第30話 ダンジョン深層部
「そういえば、このダンジョンって俺たちが初めに潜っているんですよね?」
「確か、エリさんがそう言っていた気がするね」
新しい『火球』の使い方を覚えてから、俺たちはさらにダンジョンの奥へと進んでいった。
ダンジョンの最下層にいるであろうボスを倒すまでの道は問題なく進めているのだが、思っている以上にお宝が見つからない。
そんな現状を前に俺は小さくため息を漏らしていた。
「お宝、あんまり見つかりませんね」
今回の勝負はより早くボスを倒してその素材を持って帰ること。それは分かっているのだが、ここまでお宝に縁がないとは思わなかった。
俺が周辺にお宝がないかとキョロキョロとしていると、サラさんがそっと俺の頭を撫でる。
「ソータはお宝とかが好きなのか? ふふっ、神童と言ってもちゃんと冒険者らしいところもあるんだな」
サラさんはそう言うと、優しい笑みを浮かべる。
サラさんには俺がパーティを追放された身であることを話してある。
それなのに、俺が古代魔法を使えるからか、えらく俺のことを買ってくれているみたいだ。
……神童だなんて、サラさん以外に言われたことないんだけどな。
「もちろん、興味はありますよ。いつも金欠なので、可能な限り回収したいですね」
「金欠? あぁ、そう言えば、ギルドから支払われるお金はオリバたちが管理していたんだったな」
サラさんは俺を撫でていた手を止めると、眉を下げて小さくため息を漏らす。
エリさんから聞いたけど、俺が貰っていたお金はオリバたちが貰っていた額と比べて、あまりにも少ない額だった。
ほとんどを殉職金の保険のお金にあてられていたのだから、俺の手元に残るお金は少なくもなる。
……通りで年中金欠なわけだよ。
俺がオリバたちにされたことを思い返してため息を漏らすと、サラさんが人差し指をピンと立てる。

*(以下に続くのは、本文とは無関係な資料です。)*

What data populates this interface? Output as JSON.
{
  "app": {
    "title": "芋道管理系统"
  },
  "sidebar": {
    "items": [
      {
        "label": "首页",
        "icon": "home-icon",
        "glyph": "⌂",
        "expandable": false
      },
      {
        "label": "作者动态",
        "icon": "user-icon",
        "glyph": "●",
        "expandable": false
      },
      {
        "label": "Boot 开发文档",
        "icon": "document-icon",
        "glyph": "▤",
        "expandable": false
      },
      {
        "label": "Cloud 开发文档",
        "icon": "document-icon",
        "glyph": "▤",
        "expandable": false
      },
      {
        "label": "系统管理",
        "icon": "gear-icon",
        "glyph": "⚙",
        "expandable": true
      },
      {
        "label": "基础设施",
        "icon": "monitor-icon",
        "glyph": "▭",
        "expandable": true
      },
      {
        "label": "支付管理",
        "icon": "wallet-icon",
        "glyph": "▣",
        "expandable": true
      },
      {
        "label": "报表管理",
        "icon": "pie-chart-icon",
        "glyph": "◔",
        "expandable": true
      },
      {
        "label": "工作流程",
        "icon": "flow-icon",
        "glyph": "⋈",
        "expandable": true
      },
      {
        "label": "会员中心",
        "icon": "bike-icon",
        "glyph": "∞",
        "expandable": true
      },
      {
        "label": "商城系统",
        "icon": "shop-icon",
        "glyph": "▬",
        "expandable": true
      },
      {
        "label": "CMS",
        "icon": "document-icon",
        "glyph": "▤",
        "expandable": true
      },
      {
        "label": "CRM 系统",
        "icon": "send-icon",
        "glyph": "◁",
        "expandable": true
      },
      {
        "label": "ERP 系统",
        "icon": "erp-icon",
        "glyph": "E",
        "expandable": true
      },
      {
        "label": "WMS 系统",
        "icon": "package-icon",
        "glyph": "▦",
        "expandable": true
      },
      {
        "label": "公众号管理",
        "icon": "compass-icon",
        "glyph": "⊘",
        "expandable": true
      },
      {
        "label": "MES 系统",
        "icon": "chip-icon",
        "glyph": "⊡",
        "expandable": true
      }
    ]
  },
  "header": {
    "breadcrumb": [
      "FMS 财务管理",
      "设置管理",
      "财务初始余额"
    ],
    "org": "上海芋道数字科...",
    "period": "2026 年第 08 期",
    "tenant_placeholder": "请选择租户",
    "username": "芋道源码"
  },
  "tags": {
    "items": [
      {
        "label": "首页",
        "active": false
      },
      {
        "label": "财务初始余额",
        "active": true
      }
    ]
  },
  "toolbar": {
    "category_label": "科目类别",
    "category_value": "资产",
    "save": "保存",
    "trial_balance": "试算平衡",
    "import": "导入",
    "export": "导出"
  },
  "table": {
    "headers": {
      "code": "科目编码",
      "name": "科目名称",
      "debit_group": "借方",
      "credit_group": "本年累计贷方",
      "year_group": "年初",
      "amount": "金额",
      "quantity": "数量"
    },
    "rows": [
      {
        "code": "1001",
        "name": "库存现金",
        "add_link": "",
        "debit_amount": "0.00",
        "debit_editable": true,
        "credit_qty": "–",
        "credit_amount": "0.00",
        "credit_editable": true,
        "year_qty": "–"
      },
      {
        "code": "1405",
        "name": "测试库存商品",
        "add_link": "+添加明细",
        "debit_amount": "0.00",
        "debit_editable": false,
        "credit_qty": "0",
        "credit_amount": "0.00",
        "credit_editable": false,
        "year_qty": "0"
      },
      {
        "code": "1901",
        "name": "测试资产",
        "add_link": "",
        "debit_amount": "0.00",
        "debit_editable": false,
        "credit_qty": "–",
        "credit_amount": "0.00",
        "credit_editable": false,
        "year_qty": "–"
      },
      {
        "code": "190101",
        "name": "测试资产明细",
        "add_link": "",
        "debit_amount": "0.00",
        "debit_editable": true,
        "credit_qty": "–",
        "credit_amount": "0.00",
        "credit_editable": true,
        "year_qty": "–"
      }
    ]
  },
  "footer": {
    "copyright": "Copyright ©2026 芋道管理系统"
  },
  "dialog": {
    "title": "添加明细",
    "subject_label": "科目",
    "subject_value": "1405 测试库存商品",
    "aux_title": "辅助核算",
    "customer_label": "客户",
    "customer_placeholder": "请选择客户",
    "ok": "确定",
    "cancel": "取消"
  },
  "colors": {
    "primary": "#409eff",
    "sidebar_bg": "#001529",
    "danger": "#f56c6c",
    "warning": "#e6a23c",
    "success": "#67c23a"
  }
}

「それなら、ダンジョンのボスを倒してからお宝を散策してみようか」
「本当ですか?」
俺がパァッと明るく顔を上げると、サラさんはこくんと頷く。
「うん、そうしよう。C級ダンジョンだから、運が良ければ結構値が付くお宝もあるかもしれないからね」
値が付くお宝……。
俺はその言葉に思わず生唾を呑み込んでいた。
もしも良いお宝を見つけられれば、いつも泊まっているボロ屋みたいな宿屋じゃないところに寝泊まりできるかもしれない。
そう思うと、俄然やる気にもなる。
俺が小さくガッツポーズをしていると、ケルがぶんぶんと尻尾を振る。
「そうだな。それに、C級ダンジョンならボスが良い物を隠し持っているかもしれないぞ」
大抵ダンジョンのボスはそのダンジョンにあるお宝を守っている。
ダンジョンでは、強い魔力が込められているような物や、黄金に輝くお宝などを持っていることは分かりやすい力の証明になるのだろう。
だから、ボスはダンジョンの最下層という一番防犯的に宝を守りやすい所にいるとされている。
そして、そこにはそのダンジョンで一番良い宝が隠されているのだ。
ボスがいるところに、そのダンジョンの一番の宝ありといった感じなのだ。
C級くらいのダンジョンなら、稀に珍しい宝が出るとも聞くし、少しは期待してもいいよね?
「さて、何があるか楽しみだな。ソータよ」
ケルはそう言うと、大きな扉の前で立ち止まって振り返った。
どうやら、俺たちは案外早くダンジョンの最下層までたどり着くことができたみたいだ。